Set Comprehension Declarations

{ a: Expr | Expr2 }
  • Rules: 4, 7, 2(?)
  • no multiplicity/quantification before Expr

Predicate Argument Declarations

pred p[a: mul Expr] { Expr2 }
  • Reference: https://alloytools.org/spec.html "The constraints implicit in the declarations of arguments of functions and predicates are conjoined to the body constraint when a function or predicate is run. When a function or predicate is invoked (that is, used within another function or predicate but not run directly), however, these implicit constraints are ignored. You should therefore not rely on such declaration constraints to have a semantic effect; they are intended as redundant documentation.
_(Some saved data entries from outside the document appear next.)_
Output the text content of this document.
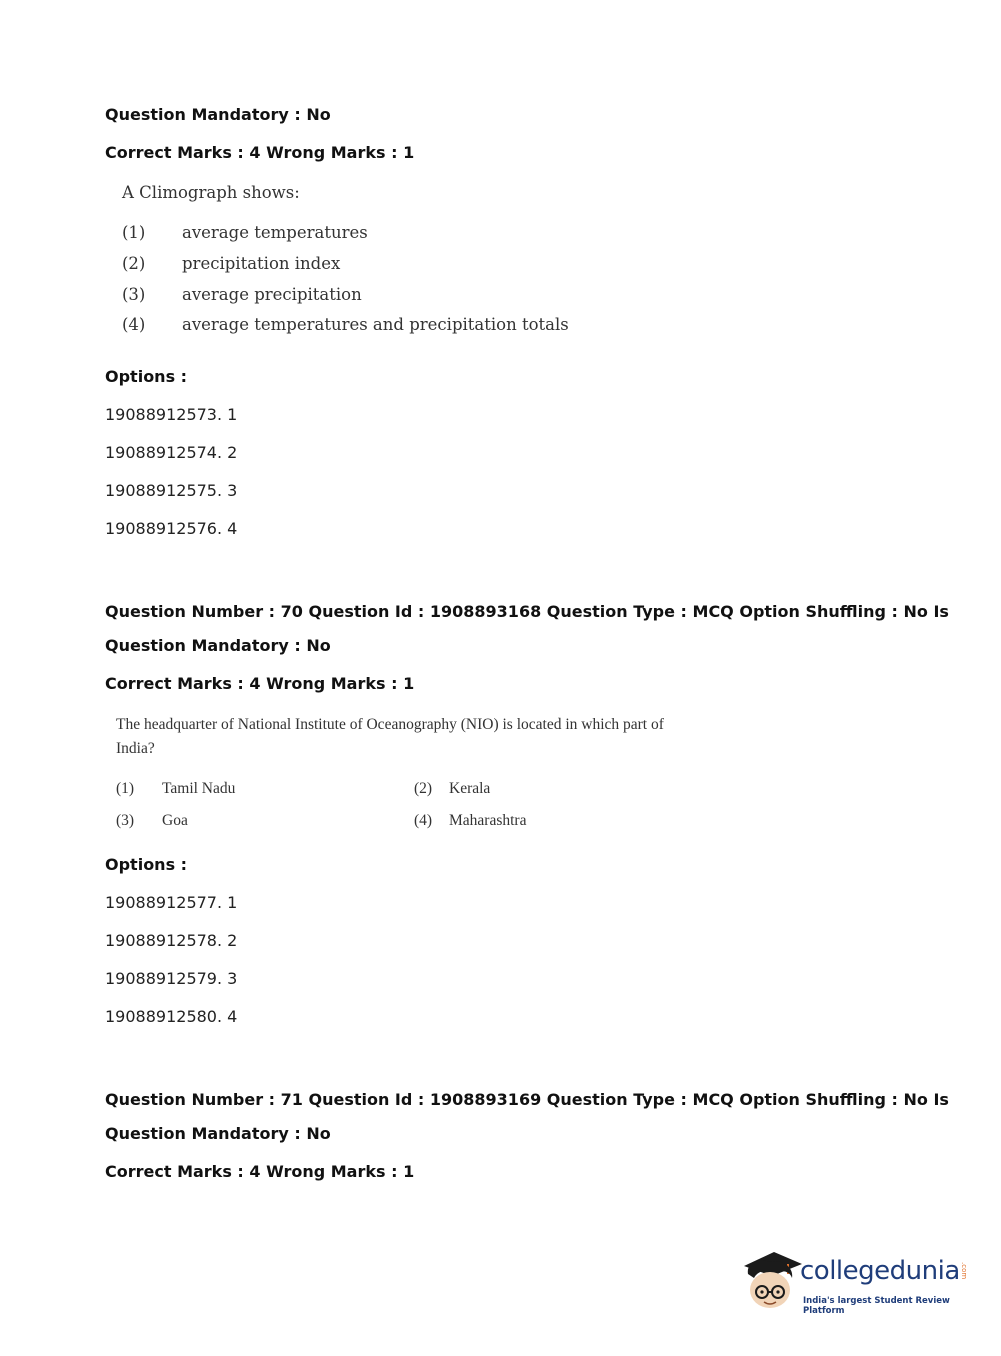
Question Mandatory : No
Correct Marks : 4 Wrong Marks : 1
A Climograph shows:
(1) average temperatures
(2) precipitation index
(3) average precipitation
(4) average temperatures and precipitation totals
Options :
19088912573. 1
19088912574. 2
19088912575. 3
19088912576. 4
Question Number : 70 Question Id : 1908893168 Question Type : MCQ Option Shuffling : No Is
Question Mandatory : No
Correct Marks : 4 Wrong Marks : 1
The headquarter of National Institute of Oceanography (NIO) is located in which part of
India?
(1) Tamil Nadu	(2) Kerala
(3) Goa	(4) Maharashtra
Options :
19088912577. 1
19088912578. 2
19088912579. 3
19088912580. 4
Question Number : 71 Question Id : 1908893169 Question Type : MCQ Option Shuffling : No Is
Question Mandatory : No
Correct Marks : 4 Wrong Marks : 1
collegedunia .com
India's largest Student Review Platform
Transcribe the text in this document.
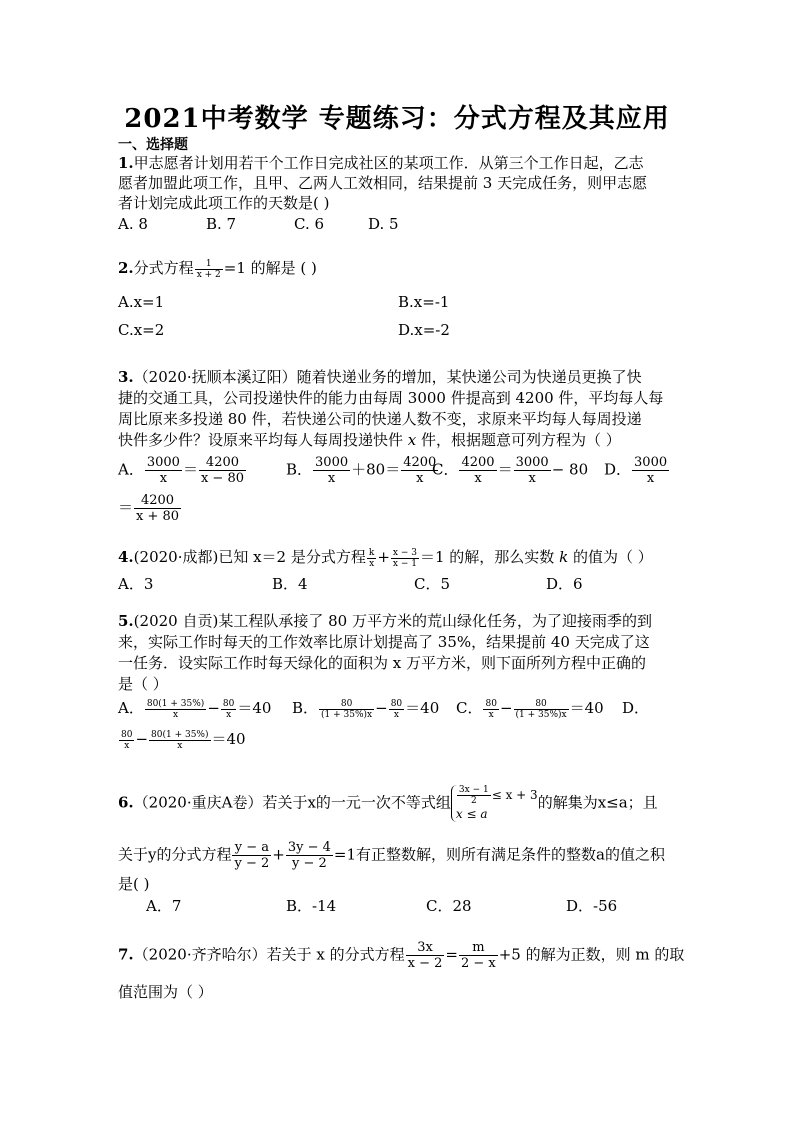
2021中考数学 专题练习：分式方程及其应用
一、选择题
1.甲志愿者计划用若干个工作日完成社区的某项工作．从第三个工作日起，乙志
愿者加盟此项工作，且甲、乙两人工效相同，结果提前 3 天完成任务，则甲志愿
者计划完成此项工作的天数是( )
A. 8	B. 7	C. 6	D. 5
2.分式方程 $\frac{1}{x + 2} =1$ 的解是 ( )
A.x=1	B.x=-1
C.x=2	D.x=-2
3.（2020·抚顺本溪辽阳）随着快递业务的增加，某快递公司为快递员更换了快
捷的交通工具，公司投递快件的能力由每周 3000 件提高到 4200 件，平均每人每
周比原来多投递 80 件，若快递公司的快递人数不变，求原来平均每人每周投递
快件多少件？设原来平均每人每周投递快件 x 件，根据题意可列方程为（ ）
A． $\frac{3000}{x} = \frac{4200}{x - 80}$	B． $\frac{3000}{x} +80= \frac{4200}{x}$
C． $\frac{4200}{x} = \frac{3000}{x} - 80$ D． $\frac{3000}{x}$
＝ $\frac{4200}{x + 80}$
4.(2020·成都)已知 x＝2 是分式方程 $\frac{k}{x} + \frac{x - 3}{x - 1} =1$ 的解，那么实数 k 的值为（ ）
A．3	B．4	C．5	D．6
5.(2020 自贡)某工程队承接了 80 万平方米的荒山绿化任务，为了迎接雨季的到
来，实际工作时每天的工作效率比原计划提高了 35%，结果提前 40 天完成了这
一任务．设实际工作时每天绿化的面积为 x 万平方米，则下面所列方程中正确的
是（ ）
A． $\frac{80(1 + 35\%)}{x} - \frac{80}{x} =40$ B． $\frac{80}{(1 + 35\%)x} - \frac{80}{x} =40$ C． $\frac{80}{x} - \frac{80}{(1 + 35\%)x} =40$ D．
$\frac{80}{x} - \frac{80(1 + 35\%)}{x} =40$
6.（2020·重庆A卷）若关于x的一元一次不等式组 $\frac{3x - 1}{2} \le x + 3$
x ≤ a的解集为x≤a；且
关于y的分式方程 $\frac{y - a}{y - 2} + \frac{3y - 4}{y - 2} =1$有正整数解，则所有满足条件的整数a的值之积
是( )
A．7	B．-14	C．28	D．-56
7.（2020·齐齐哈尔）若关于 x 的分式方程 $\frac{3x}{x - 2} = \frac{m}{2 - x} +5$ 的解为正数，则 m 的取
值范围为（ ）
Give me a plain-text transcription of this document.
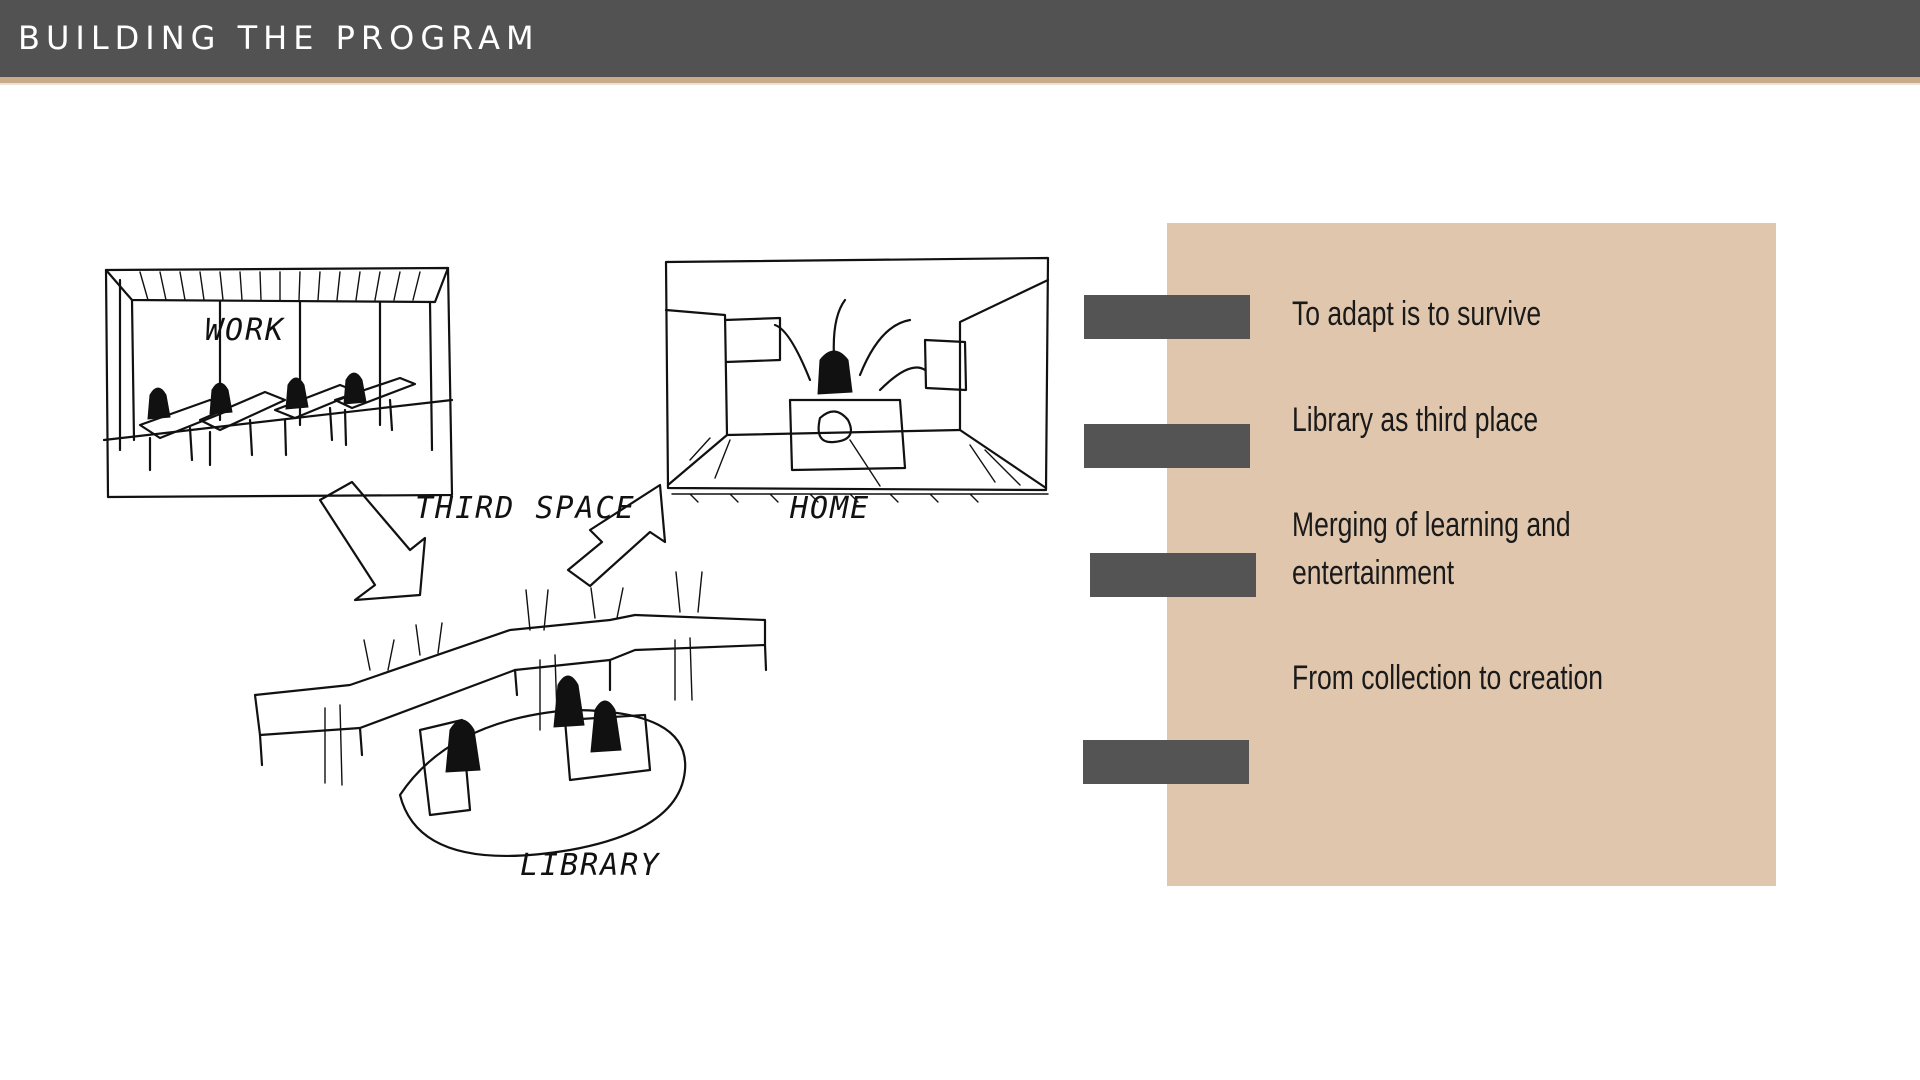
BUILDING THE PROGRAM
WORK
THIRD SPACE	HOME
LIBRARY
To adapt is to survive
Library as third place
Merging of learning and
entertainment
From collection to creation
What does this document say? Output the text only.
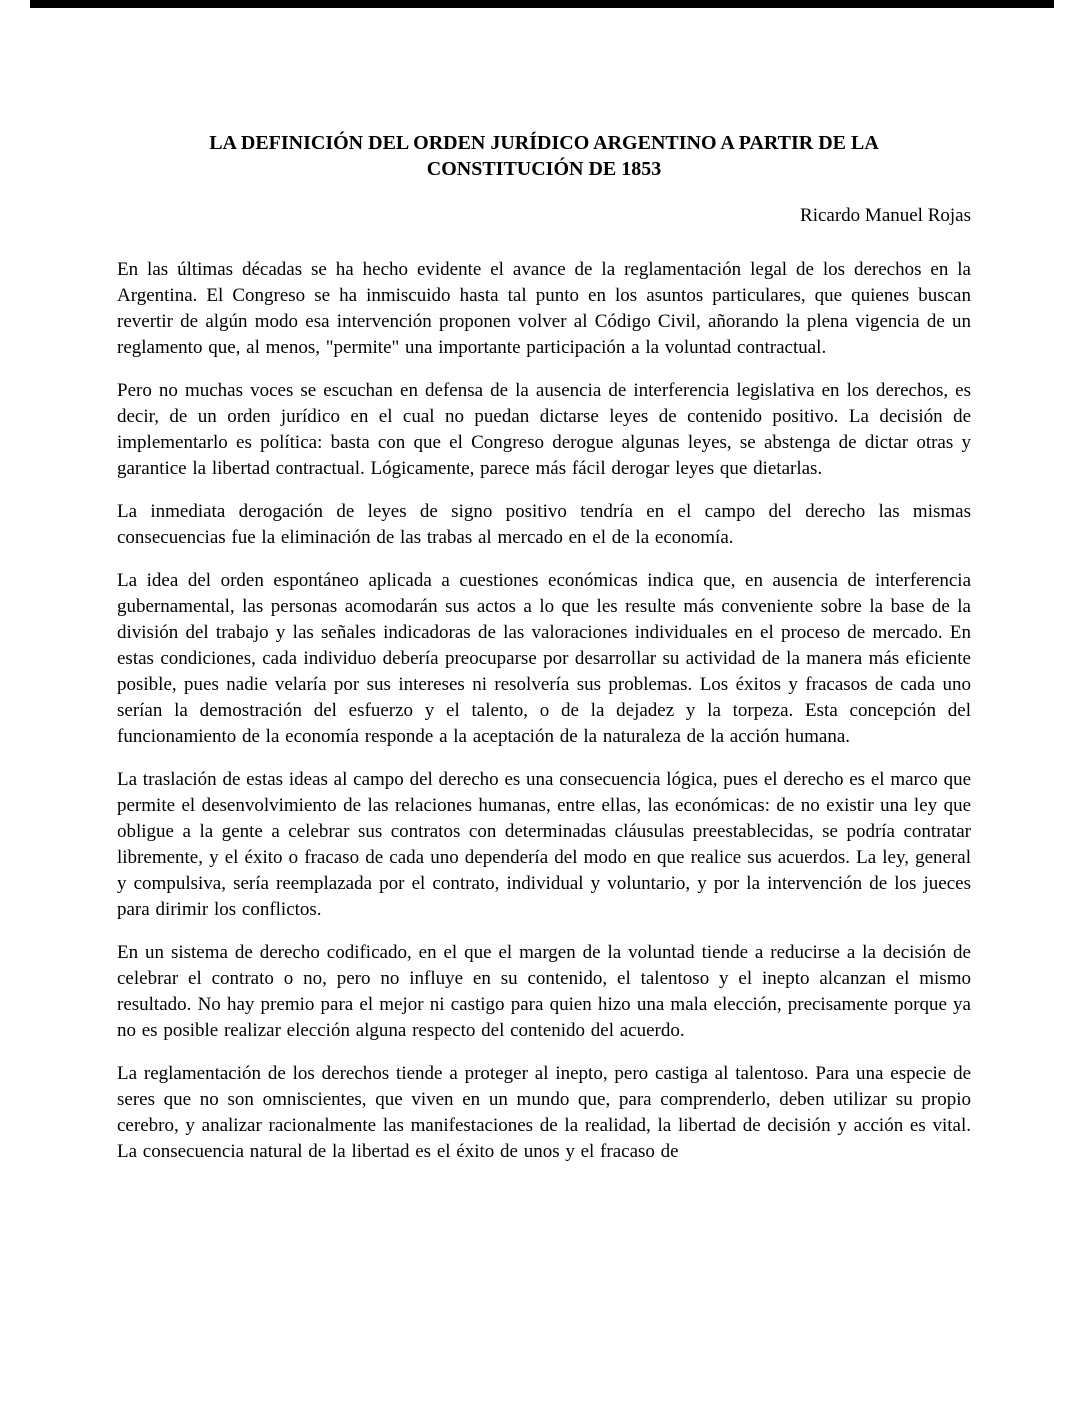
LA DEFINICIÓN DEL ORDEN JURÍDICO ARGENTINO A PARTIR DE LA
CONSTITUCIÓN DE 1853
Ricardo Manuel Rojas

En las últimas décadas se ha hecho evidente el avance de la reglamentación legal de los derechos en la Argentina. El Congreso se ha inmiscuido hasta tal punto en los asuntos particulares, que quienes buscan revertir de algún modo esa intervención proponen volver al Código Civil, añorando la plena vigencia de un reglamento que, al menos, "permite" una importante participación a la voluntad contractual.

Pero no muchas voces se escuchan en defensa de la ausencia de interferencia legislativa en los derechos, es decir, de un orden jurídico en el cual no puedan dictarse leyes de contenido positivo. La decisión de implementarlo es política: basta con que el Congreso derogue algunas leyes, se abstenga de dictar otras y garantice la libertad contractual. Lógicamente, parece más fácil derogar leyes que dietarlas.

La inmediata derogación de leyes de signo positivo tendría en el campo del derecho las mismas consecuencias fue la eliminación de las trabas al mercado en el de la economía.

La idea del orden espontáneo aplicada a cuestiones económicas indica que, en ausencia de interferencia gubernamental, las personas acomodarán sus actos a lo que les resulte más conveniente sobre la base de la división del trabajo y las señales indicadoras de las valoraciones individuales en el proceso de mercado. En estas condiciones, cada individuo debería preocuparse por desarrollar su actividad de la manera más eficiente posible, pues nadie velaría por sus intereses ni resolvería sus problemas. Los éxitos y fracasos de cada uno serían la demostración del esfuerzo y el talento, o de la dejadez y la torpeza. Esta concepción del funcionamiento de la economía responde a la aceptación de la naturaleza de la acción humana.

La traslación de estas ideas al campo del derecho es una consecuencia lógica, pues el derecho es el marco que permite el desenvolvimiento de las relaciones humanas, entre ellas, las económicas: de no existir una ley que obligue a la gente a celebrar sus contratos con determinadas cláusulas preestablecidas, se podría contratar libremente, y el éxito o fracaso de cada uno dependería del modo en que realice sus acuerdos. La ley, general y compulsiva, sería reemplazada por el contrato, individual y voluntario, y por la intervención de los jueces para dirimir los conflictos.

En un sistema de derecho codificado, en el que el margen de la voluntad tiende a reducirse a la decisión de celebrar el contrato o no, pero no influye en su contenido, el talentoso y el inepto alcanzan el mismo resultado. No hay premio para el mejor ni castigo para quien hizo una mala elección, precisamente porque ya no es posible realizar elección alguna respecto del contenido del acuerdo.

La reglamentación de los derechos tiende a proteger al inepto, pero castiga al talentoso. Para una especie de seres que no son omniscientes, que viven en un mundo que, para comprenderlo, deben utilizar su propio cerebro, y analizar racionalmente las manifestaciones de la realidad, la libertad de decisión y acción es vital. La consecuencia natural de la libertad es el éxito de unos y el fracaso de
A future version of Alloy may include a checking scheme that determines whether actual expressions have values compatible with the declaration constraints of formals.", which means

    • when a pred p is used directly in a check command, the constraints in mul Expr ` are added to the pred
    • when a pred p is invoked with a fact or another pred of the model, these constraints are not used
  • Rules: 1, 2(?), 3, 5

  • Meaning: p[x] in a command means:

mul x
x in Expr
Expr2[x/a]

Fact Argument Declarations

  • how are these combined with facts since this returns a value?